TERNATE, Serambitimur.id – Menandai lembaran baru dalam pengelolaan sumber daya air di Kota Ternate, Wali Kota Ternate, M. Tauhid Soleman, secara resmi melantik jajaran pucuk pimpinan Perusahaan Umum Daerah (Perumda) Air Minum Ake Gaale. Bertempat di Aula Kantor Perumda Ake Gaale pada Kamis, 16 April 2026, prosesi khidmat menabalkan Firman Sjah sebagai Direktur Utama, serta Samin Marsaoly sebagai anggota Dewan Pengawas untuk masa bakti selama empat tahun ke depan.
Pelantikan dan pengambilan sumpah jabatan ini didasarkan pada landasan hukum yang telah ditetapkan. Pengangkatan Firman Sjah tertuang dalam Surat Keputusan (SK) Wali Kota Nomor 93/VI.1/KT/2026. Sementara itu, posisi Dewan Pengawas yang diemban Samin Marsaoly termaktub dalam SK Nomor 94/VI.1/KT/2026. Keputusan ini juga sejalan dengan pertimbangan serta arahan dari Kementerian Dalam Negeri guna memastikan tata kelola keuangan daerah yang semakin tertib dan profesional.
Dalam sambutannya, Wali Kota menegaskan bahwa sosok yang terpilih saat ini merupakan hasil dari serangkaian proses seleksi terbuka yang sangat ketat dan transparan.

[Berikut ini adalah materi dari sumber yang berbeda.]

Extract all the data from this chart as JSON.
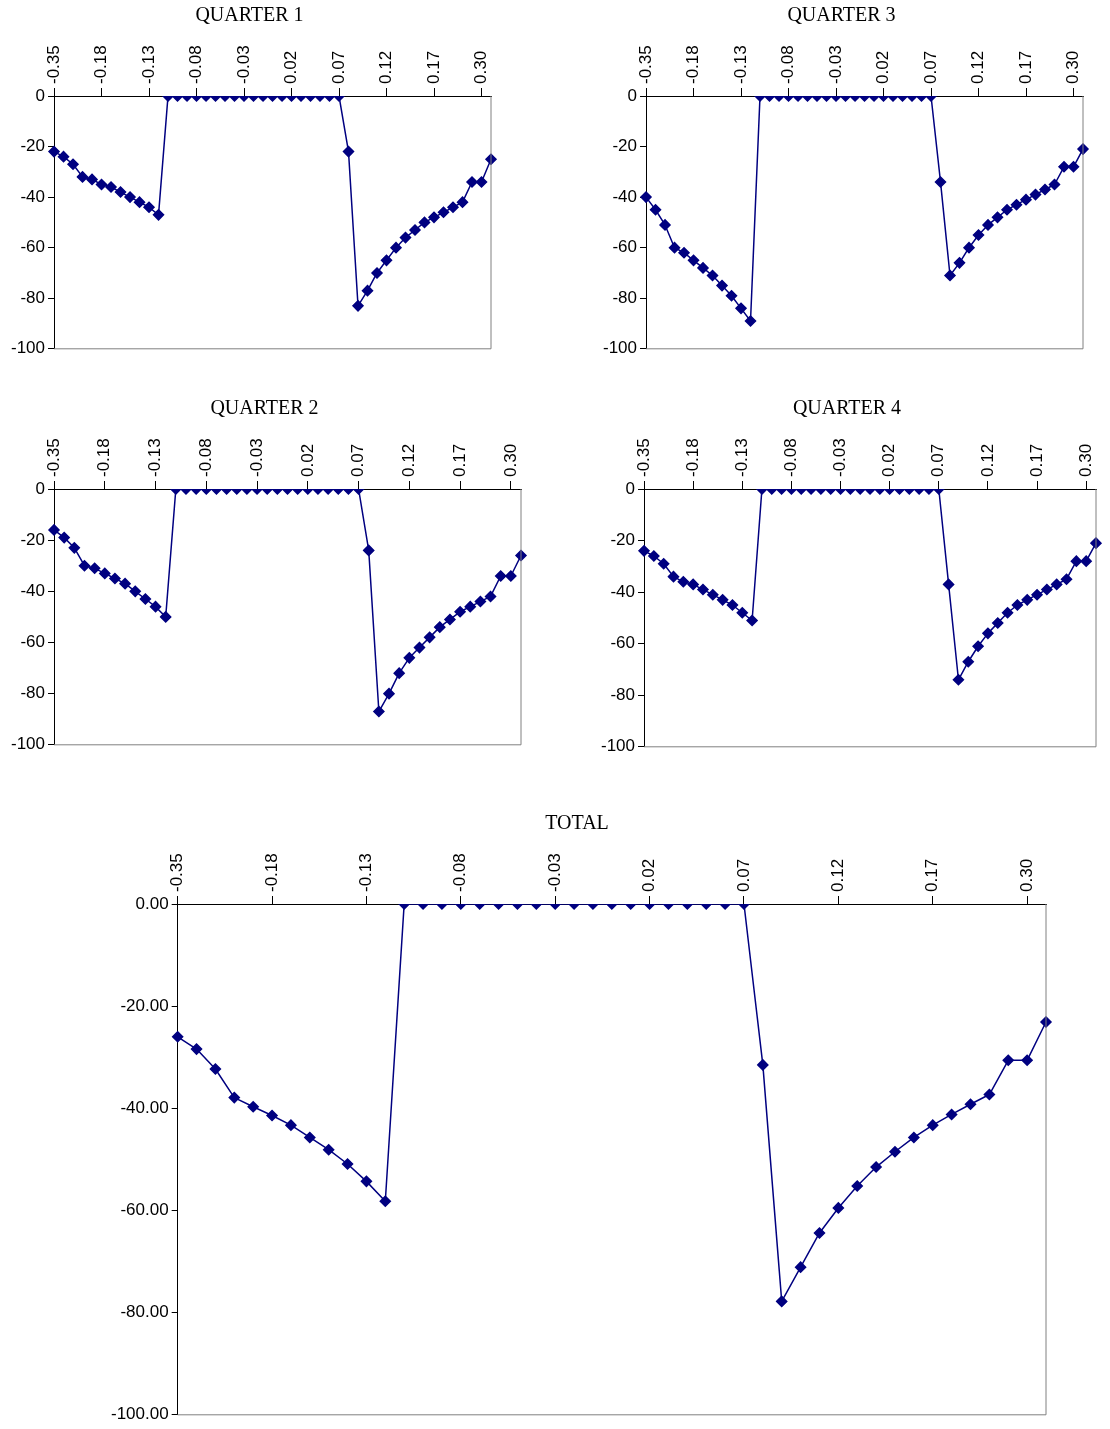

Tidak ada jalan pintas bagi mereka yang kini duduk di kursi pimpinan.
“Para Direksi dan Dewan Pengawas yang baru saja dilantik ini telah melewati serangkaian tahapan panjang, mulai dari uji kelayakan dan kepatutan, penyusunan makalah strategis, hingga sesi wawancara mendalam. Pelantikan ini bukan sekadar seremonial, melainkan langkah strategis untuk memperkuat fondasi tata kelola perusahaan daerah yang lebih baik,” ujar Tauhid.
Lebih jauh, Tauhid mengamanahkan kepada Direktur Utama yang baru untuk segera memfokuskan langkah strategis pada peningkatan operasional dan pengembangan usaha. Ada tiga pilar utama yang harus menjadi prioritas dalam melayani masyarakat Kota Ternate, yaitu:
– Kualitas air yang didistribusikan harus memenuhi standar kesehatan.
– Kuantitas ketersediaan air harus mencukupi kebutuhan warga.
– Kontinuitas atau kelancaran layanan harus terjaga setiap saat tanpa kendala berarti.
Selain itu, ia juga berpesan kepada Dewan Pengawas agar tidak hanya berperan sebagai ‘polisi’ yang mencari kesalahan, melainkan menjadi mitra strategis. Sinergi aktif antara pengawas dan manajemen sangat diharapkan untuk mendorong kinerja perusahaan agar semakin sehat secara finansial dan mampu berdiri di atas kaki sendiri.
Menutup arahannya, Tauhid mengingatkan agar jajaran pimpinan baru senantiasa menjunjung tinggi kepatuhan hukum dan integritas. Pengelolaan perusahaan harus didasarkan pada prinsip-prinsip Tata Kelola Perusahaan yang Baik (Good Corporate Governance).
Prosesi pelantikan ini dihadiri oleh unsur Forum Koordinasi Pimpinan Daerah (Forkopimda), Sekretaris Daerah Kota Ternate, serta para pimpinan Organisasi Perangkat Daerah (OPD) di lingkungan Pemerintah Kota Ternate. Wali Kota berharap, strategi dan terobosan baru segera disusun agar Perumda Ake Gaale benar-benar menjadi entitas yang memberi manfaat luas dan kesejahteraan bagi seluruh lapisan masyarakat.